Globales Abkommen – aber nicht um jeden Preis
Das politische Ziel ist klar: die EU setzt sich für ein globales Abkommen ein. Das ist gut so, aber das geht nicht um jeden Preis. Bei den Verhandlungen in Paris muss darauf geachtet werden, dass Europa nicht völlig übertriebene Verpflichtungen eingeht. Natürlich kann Europa mehr leisten als andere wirtschaftlich schwächere Staaten, aber Europa darf auch nicht zum Zahlmeister für den Klimaschutz der Welt werden. Die Last muss angemessen auf alle Schultern verteilt werden.

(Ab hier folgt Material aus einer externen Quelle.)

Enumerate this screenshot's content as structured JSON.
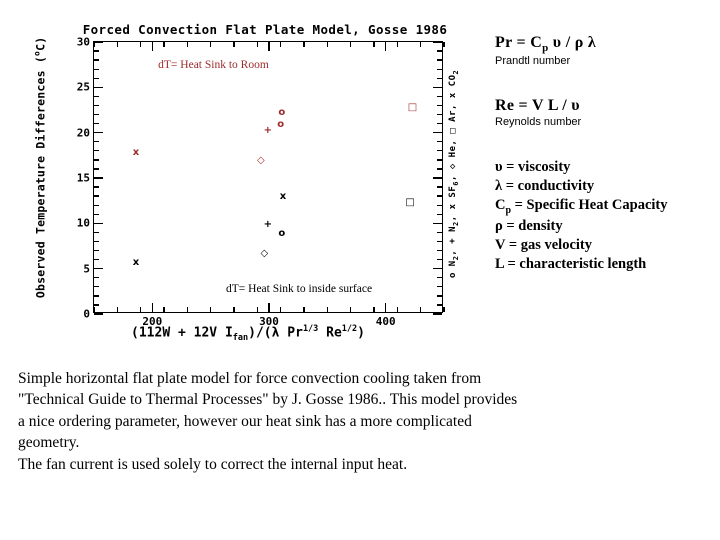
{
  "figure": {
    "title": "Forced Convection Flat Plate Model, Gosse 1986",
    "ylabel_main": "Observed Temperature Differences (",
    "ylabel_deg": "o",
    "ylabel_tail": "C)",
    "xlabel_p1": "(112W + 12V I",
    "xlabel_sub1": "fan",
    "xlabel_p2": ")/(λ Pr",
    "xlabel_sup1": "1/3",
    "xlabel_p3": " Re",
    "xlabel_sup2": "1/2",
    "xlabel_p4": ")",
    "right_legend": "o N",
    "right_legend_sub1": "2",
    "right_legend_b": ", + N",
    "right_legend_sub2": "2",
    "right_legend_c": ", x SF",
    "right_legend_sub3": "6",
    "right_legend_d": ", ◇ He, □ Ar, x CO",
    "right_legend_sub4": "2",
    "annotation_red": "dT= Heat Sink to Room",
    "annotation_black": "dT= Heat Sink to inside surface",
    "marker_red_color": "#9c2b2b",
    "marker_black_color": "#000000"
  },
  "chart_data": {
    "type": "scatter",
    "title": "Forced Convection Flat Plate Model, Gosse 1986",
    "xlabel": "(112W + 12V I_fan)/(λ Pr^(1/3) Re^(1/2))",
    "ylabel": "Observed Temperature Differences (°C)",
    "xlim": [
      150,
      450
    ],
    "ylim": [
      0,
      30
    ],
    "xticks": [
      200,
      300,
      400
    ],
    "xtick_labels": [
      "200",
      "300",
      "400"
    ],
    "yticks": [
      0,
      5,
      10,
      15,
      20,
      25,
      30
    ],
    "ytick_labels": [
      "0",
      "5",
      "10",
      "15",
      "20",
      "25",
      "30"
    ],
    "grid": false,
    "legend": "right-side rotated: o N2, + N2, x SF6, ◇ He, □ Ar, x CO2",
    "annotations": [
      {
        "text": "dT= Heat Sink to Room",
        "color": "#9c2b2b",
        "x": 205,
        "y": 27.3
      },
      {
        "text": "dT= Heat Sink to inside surface",
        "color": "#000000",
        "x": 330,
        "y": 2.6
      }
    ],
    "series": [
      {
        "name": "dT = Heat Sink to Room",
        "color": "#9c2b2b",
        "points": [
          {
            "marker": "x",
            "x": 186,
            "y": 17.8
          },
          {
            "marker": "+",
            "x": 299,
            "y": 20.2
          },
          {
            "marker": "o",
            "x": 311,
            "y": 22.2
          },
          {
            "marker": "o",
            "x": 310,
            "y": 20.8
          },
          {
            "marker": "◇",
            "x": 293,
            "y": 16.9
          },
          {
            "marker": "□",
            "x": 423,
            "y": 22.7
          }
        ]
      },
      {
        "name": "dT = Heat Sink to inside surface",
        "color": "#000000",
        "points": [
          {
            "marker": "x",
            "x": 186,
            "y": 5.6
          },
          {
            "marker": "x",
            "x": 312,
            "y": 12.9
          },
          {
            "marker": "+",
            "x": 299,
            "y": 9.8
          },
          {
            "marker": "o",
            "x": 311,
            "y": 8.8
          },
          {
            "marker": "◇",
            "x": 296,
            "y": 6.6
          },
          {
            "marker": "□",
            "x": 421,
            "y": 12.2
          }
        ]
      }
    ]
  },
  "definitions": {
    "prandtl_eq_a": "Pr = C",
    "prandtl_eq_sub": "p",
    "prandtl_eq_b": " υ / ρ λ",
    "prandtl_caption": "Prandtl number",
    "reynolds_eq": "Re = V L / υ",
    "reynolds_caption": "Reynolds number",
    "list": [
      {
        "a": "υ =  viscosity",
        "sub": "",
        "b": ""
      },
      {
        "a": "λ = conductivity",
        "sub": "",
        "b": ""
      },
      {
        "a": "C",
        "sub": "p",
        "b": " = Specific Heat Capacity"
      },
      {
        "a": "ρ = density",
        "sub": "",
        "b": ""
      },
      {
        "a": "V = gas velocity",
        "sub": "",
        "b": ""
      },
      {
        "a": "L = characteristic length",
        "sub": "",
        "b": ""
      }
    ]
  },
  "paragraph": {
    "line1": "Simple horizontal flat plate model for force convection cooling taken from",
    "line2": "\"Technical Guide to Thermal Processes\" by J. Gosse 1986..  This model provides",
    "line3": "a nice ordering parameter, however our heat sink has a more complicated",
    "line4": "geometry.",
    "line5": " The fan current is used solely to correct the internal input heat."
  }
}
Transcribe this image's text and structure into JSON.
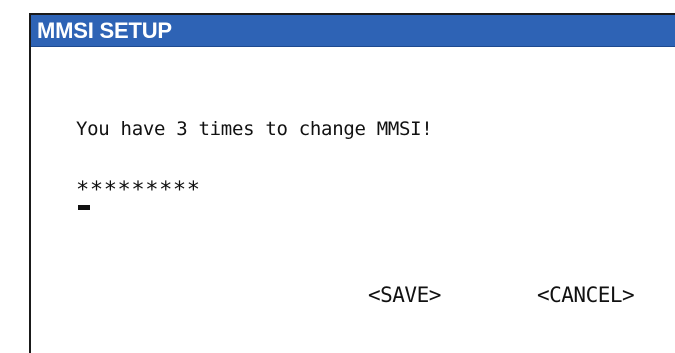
{
  "window": {
    "title": "MMSI SETUP"
  },
  "dialog": {
    "message": "You have 3 times to change MMSI!",
    "mmsi_masked": "*********"
  },
  "actions": {
    "save_label": "<SAVE>",
    "cancel_label": "<CANCEL>"
  },
  "colors": {
    "titlebar_bg": "#2e63b5",
    "title_text": "#ffffff",
    "body_text": "#111111",
    "background": "#ffffff"
  }
}
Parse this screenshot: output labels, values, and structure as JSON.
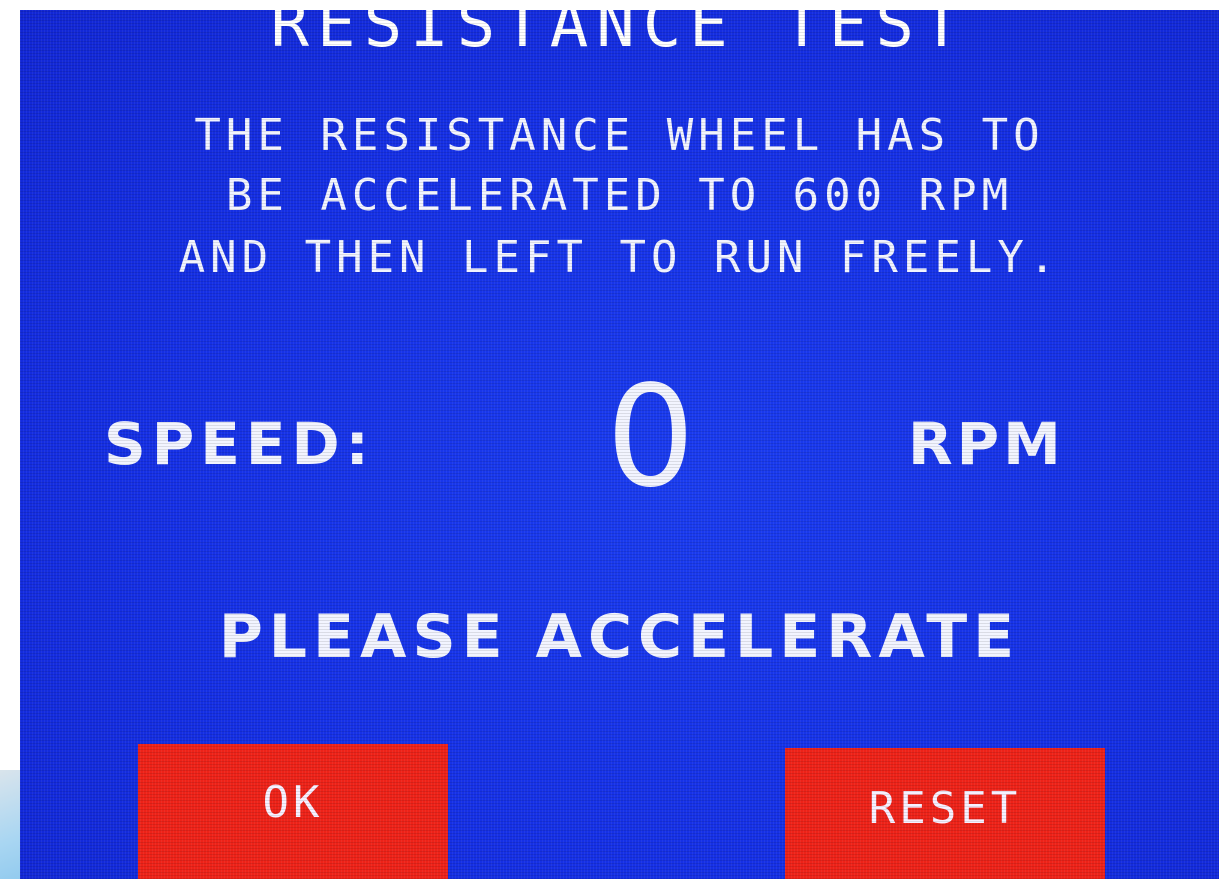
{
  "screen": {
    "title": "RESISTANCE TEST",
    "instructions": [
      "THE RESISTANCE WHEEL HAS TO",
      "BE ACCELERATED TO 600 RPM",
      "AND THEN LEFT TO RUN FREELY."
    ],
    "speed": {
      "label": "SPEED:",
      "value": "0",
      "unit": "RPM"
    },
    "status": "PLEASE ACCELERATE",
    "buttons": {
      "ok_label": "OK",
      "reset_label": "RESET"
    }
  },
  "colors": {
    "screen_background": "#1530e6",
    "text": "#f2f4ff",
    "button_background": "#ee2218"
  }
}
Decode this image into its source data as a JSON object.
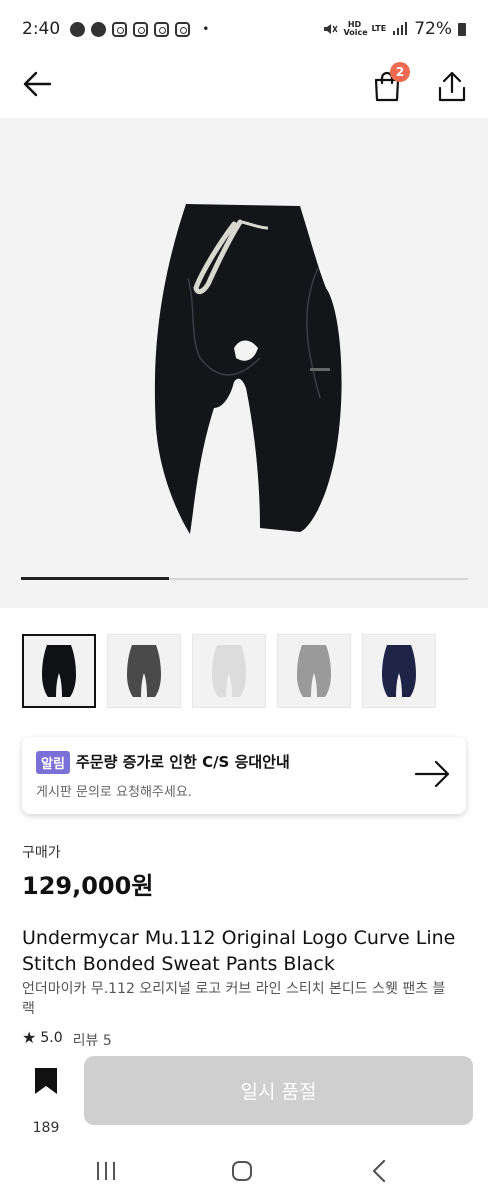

Gleichzeitig muss klar sein, dass bei einem Scheitern die unilateralen Klimaschutzanstrengen Europas nicht unbegrenzt weitergehen können. Wenn Europa unbeirrbar alleine den Treibhausgasausstoß senkt, während der Rest der Welt wenig oder nichts macht, ruinieren wir sehenden Auges unsere Wirtschaft. Die EU muss mit einer entschiedenen Bedingung in die Verhandlungen gehen: globales Abkommen oder Absenkung der eigenen Anstrengungen. Wie sonst soll die EU ein Gewicht in den Verhandlungen entfalten? Sonst freuen sich unserer Wettbewerber nicht nur heimlich wie wir erfolgreich unsere Industrie aus Europa vertreiben. Und das wäre der Supergau – für unsere Wirtschaft, aber genauso für den Klimaschutz!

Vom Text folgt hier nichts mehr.